The film, originally released in 2017, is reaching new audiences through HBO and Ochoa believes it’s a timely release, considering the immigration turmoil happening now. She also recalls presidential hopeful Julian Castro recently discussing how he didn’t grow up speaking Spanish and the backlash he received.
“I’m so proud of him that he has made this topic national news,” she said. The exploration of the significance of a person’s name is also relevant considering how children who don’t have “Americanized” names can still suffer shame and embarrassment when those names are mispronounced. “Mispronouncing a student’s name truly negates his or her identity, which, in turn, can hinder academic progress,” Yee Wan, president of the National Association for Bilingual Education (NABE) told Quartz. The article cites a 2012 study called “Teachers, Please Learn Our Names: Racial Microaggressions and the K-12 Classrooms.” Researchers found that this can affect the world view and well-being of students which is linked to learning.
Ochoa says that she’s received positive feedback and gratitude from viewers for putting a spotlight on this topic, but the most incredible reaction for her has been from educators who wish to screen the film.
“I wanted to give a voice to everyone who suffered this injustice and educate others so they could be supportive and more understanding towards Latinos who aren’t fluent,” she said. “We should all be proud to be American, but also try as best we can to retain the language and traditions from our individual cultures. We shouldn’t be made to feel embarrassed or ashamed of speaking another language in this country. It should be encouraged and viewed as an asset.” Ochoa started her own production company named 8A Entertainment, inspired by her last name Ocho-A “to pay homage to my roots.” She is working on expanding the short to a feature film to reach an even larger audience.

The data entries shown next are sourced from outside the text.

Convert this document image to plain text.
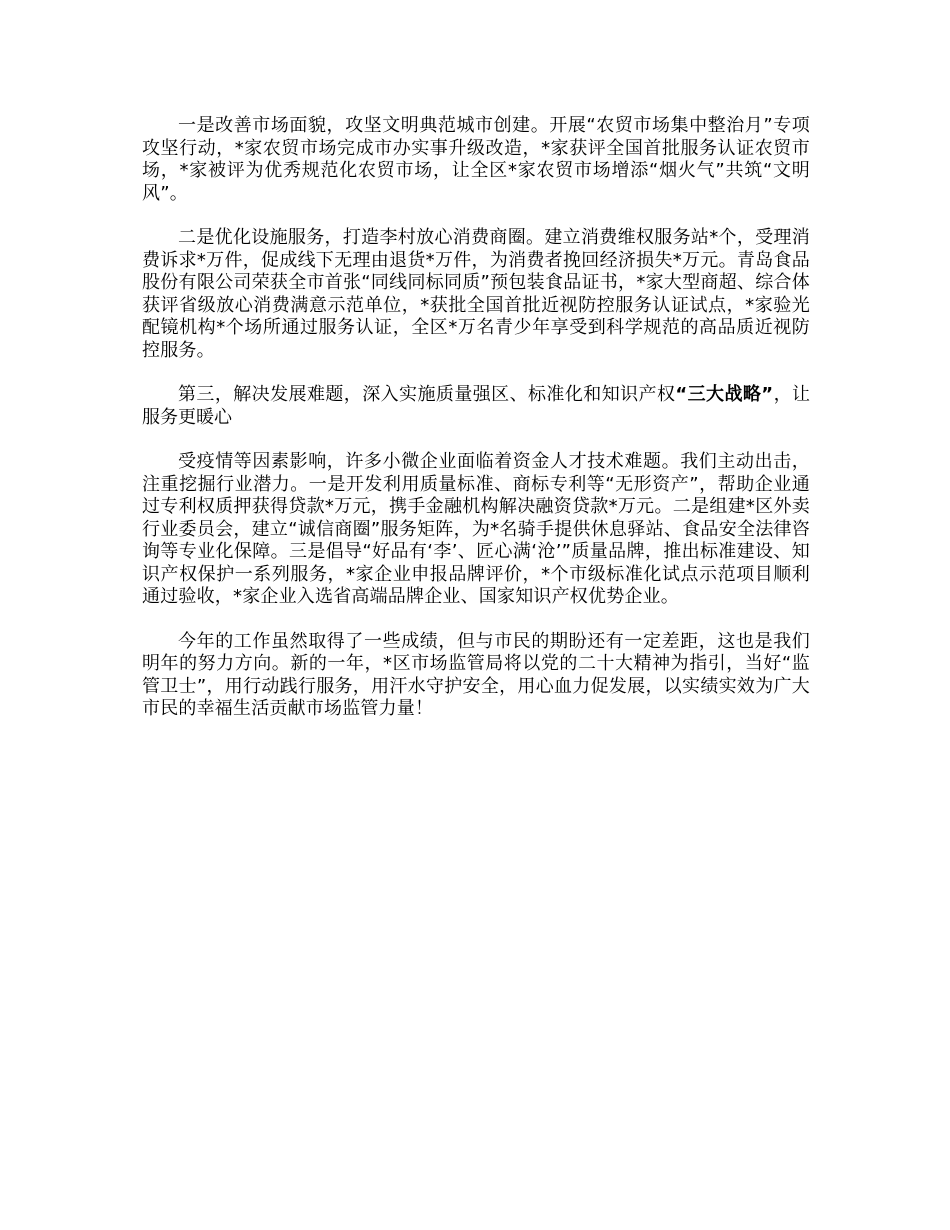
一是改善市场面貌，攻坚文明典范城市创建。开展“农贸市场集中整治月”专项攻坚行动，*家农贸市场完成市办实事升级改造，*家获评全国首批服务认证农贸市场，*家被评为优秀规范化农贸市场，让全区*家农贸市场增添“烟火气”共筑“文明风”。

二是优化设施服务，打造李村放心消费商圈。建立消费维权服务站*个，受理消费诉求*万件，促成线下无理由退货*万件，为消费者挽回经济损失*万元。青岛食品股份有限公司荣获全市首张“同线同标同质”预包装食品证书，*家大型商超、综合体获评省级放心消费满意示范单位，*获批全国首批近视防控服务认证试点，*家验光配镜机构*个场所通过服务认证，全区*万名青少年享受到科学规范的高品质近视防控服务。

第三，解决发展难题，深入实施质量强区、标准化和知识产权“三大战略”，让服务更暖心

受疫情等因素影响，许多小微企业面临着资金人才技术难题。我们主动出击，注重挖掘行业潜力。一是开发利用质量标准、商标专利等“无形资产”，帮助企业通过专利权质押获得贷款*万元，携手金融机构解决融资贷款*万元。二是组建*区外卖行业委员会，建立“诚信商圈”服务矩阵，为*名骑手提供休息驿站、食品安全法律咨询等专业化保障。三是倡导“好品有‘李’、匠心满‘沧’”质量品牌，推出标准建设、知识产权保护一系列服务，*家企业申报品牌评价，*个市级标准化试点示范项目顺利通过验收，*家企业入选省高端品牌企业、国家知识产权优势企业。

今年的工作虽然取得了一些成绩，但与市民的期盼还有一定差距，这也是我们明年的努力方向。新的一年，*区市场监管局将以党的二十大精神为指引，当好“监管卫士”，用行动践行服务，用汗水守护安全，用心血力促发展，以实绩实效为广大市民的幸福生活贡献市场监管力量！
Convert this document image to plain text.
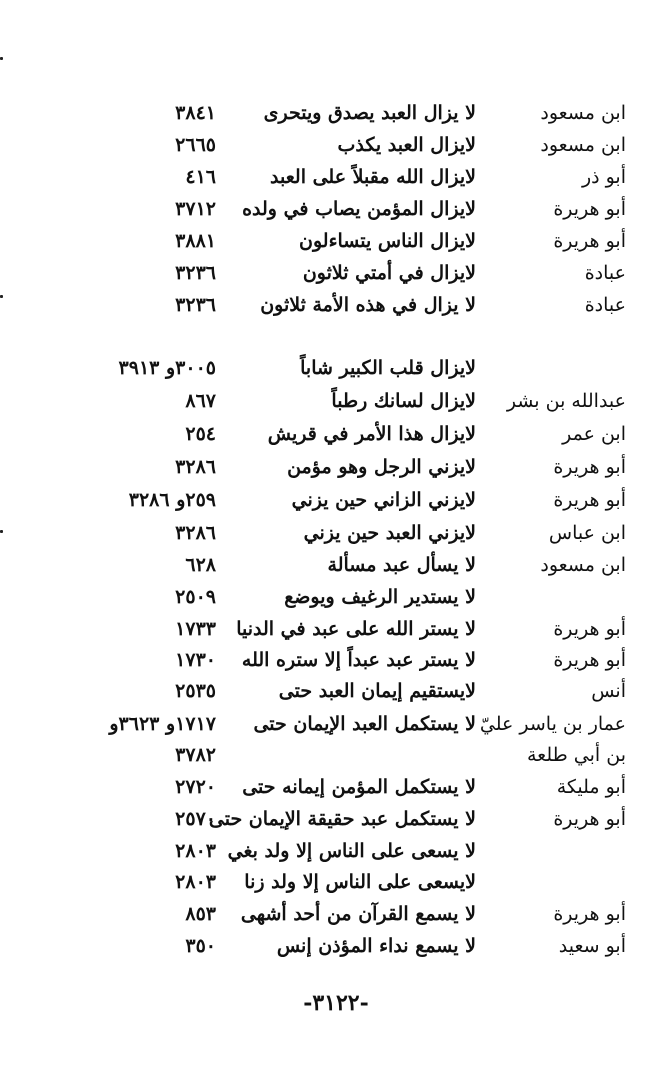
ابن مسعود
لا يزال العبد يصدق ويتحرى
٣٨٤١
ابن مسعود
لايزال العبد يكذب
٢٦٦٥
أبو ذر
لايزال الله مقبلاً على العبد
٤١٦
أبو هريرة
لايزال المؤمن يصاب في ولده
٣٧١٢
أبو هريرة
لايزال الناس يتساءلون
٣٨٨١
عبادة
لايزال في أمتي ثلاثون
٣٢٣٦
عبادة
لا يزال في هذه الأمة ثلاثون
٣٢٣٦
لايزال قلب الكبير شاباً
٣٠٠٥و ٣٩١٣
عبدالله بن بشر
لايزال لسانك رطباً
٨٦٧
ابن عمر
لايزال هذا الأمر في قريش
٢٥٤
أبو هريرة
لايزني الرجل وهو مؤمن
٣٢٨٦
أبو هريرة
لايزني الزاني حين يزني
٢٥٩و ٣٢٨٦
ابن عباس
لايزني العبد حين يزني
٣٢٨٦
ابن مسعود
لا يسأل عبد مسألة
٦٢٨
لا يستدير الرغيف ويوضع
٢٥٠٩
أبو هريرة
لا يستر الله على عبد في الدنيا
١٧٣٣
أبو هريرة
لا يستر عبد عبداً إلا ستره الله
١٧٣٠
أنس
لايستقيم إيمان العبد حتى
٢٥٣٥
عمار بن ياسر عليّ
لا يستكمل العبد الإيمان حتى
١٧١٧و ٣٦٢٣و
بن أبي طلعة
٣٧٨٢
أبو مليكة
لا يستكمل المؤمن إيمانه حتى
٢٧٢٠
أبو هريرة
لا يستكمل عبد حقيقة الإيمان حتى
٢٥٧٠
لا يسعى على الناس إلا ولد بغي
٢٨٠٣
لايسعى على الناس إلا ولد زنا
٢٨٠٣
أبو هريرة
لا يسمع القرآن من أحد أشهى
٨٥٣
أبو سعيد
لا يسمع نداء المؤذن إنس
٣٥٠
-٣١٢٢-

“This film follows one family’s story, but it is really a universal theme of accepting yourself and not being ashamed of who you are or where you come from. I’d love for people to know this is not just a film for Latinos,” she said.”I have friends who are Filipino, Japanese, Italian, German, and each one of them have shared when their grandparents or parents came to this country, they quickly tried to assimilate. They only spoke English and never taught their children their native tongue. Anyone who has ever felt like they don’t fit in perfectly to society’s ideals of what’s an ‘American’ can relate to this film.”